На самом деле все было хуже: Матвей переживал не страх и даже не ужас, а засасывающее, зоологическое оцепенение. Так обмирает кролик при виде удава. Впадает в ступор, лишается воли, не может двинуть ни единым мускулом.

– Это нормально, – услышал он. – Это пройдет. Через некоторое время.

– А что будет потом?

– Не бойся. С тобой не случится ничего особенного.

– Но что именно? Что случится?

– Сначала в тебе возникнет любопытство.

– Уже, – признался Матвей. – Уже возникло.

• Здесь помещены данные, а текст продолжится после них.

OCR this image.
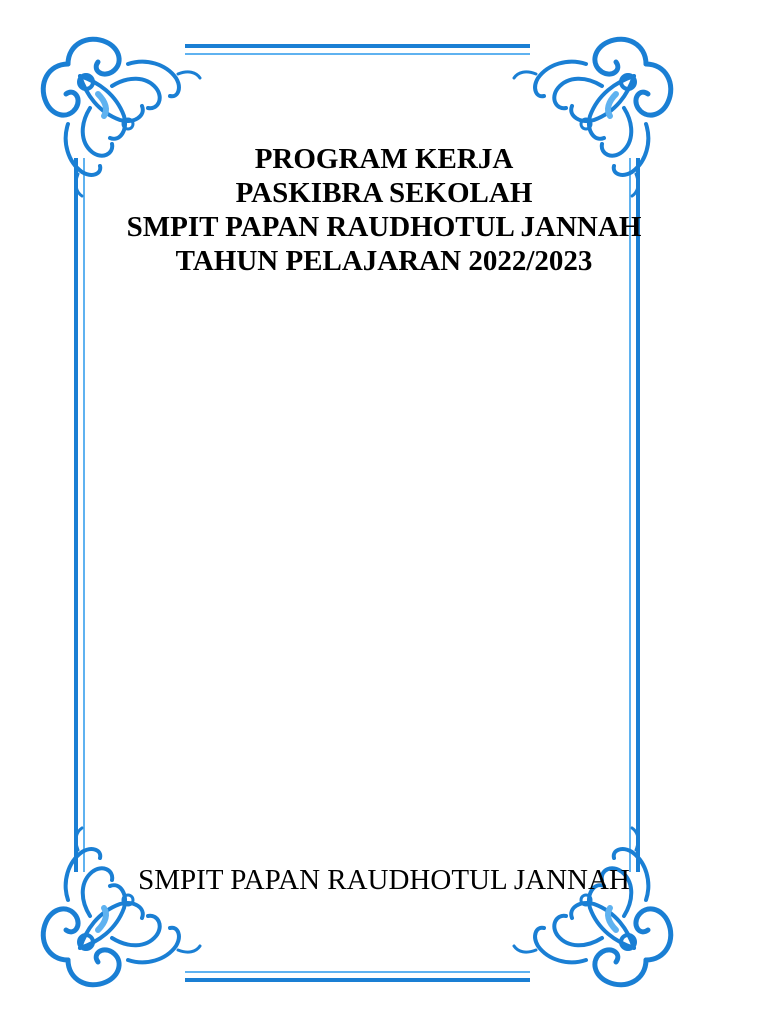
PROGRAM KERJA
PASKIBRA SEKOLAH
SMPIT PAPAN RAUDHOTUL JANNAH
TAHUN PELAJARAN 2022/2023
SMPIT PAPAN RAUDHOTUL JANNAH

– Всех, кто умер, пожирает любопытство. Оно сидит в каждом человеке. С детства. С той минуты, когда ребенок впервые выясняет, что смертен и однажды навсегда покинет мир живых. Поэтому момент смерти – всегда момент предвкушения. Наконец великая и последняя тайна, тайна смерти, будет разгадана лично для меня! Так думает тот, кто умер. И это финальная мысль в его затухающем мозгу. Скажи честно: тебе действительно любопытно?

– Да.

– Это хорошо. Это признак жизнелюбия. Ты ведь любил ее, да?

– Кого?

– Жизнь.

– Да. Мне нравилось жить. Да, я любил ее, почему бы и нет?!

– Хочешь назад?

Надежда обожгла Матвея.

– Разве это возможно?

– В особых случаях.

– А мой случай?..

– Извини. Твой случай не исключительный… Ты плачешь?

– Да.

– Тебе жаль себя?

– Очень, – признался Матвей. – Я не хочу умирать. Я хочу назад. Я жить хочу! Отпустите меня. За что мне моя смерть? Это несправедливо! Неправильно! Нечестно! Я здоровый и крепкий, я молодой. Я даже детей еще не родил. Почему со мной так обошлись?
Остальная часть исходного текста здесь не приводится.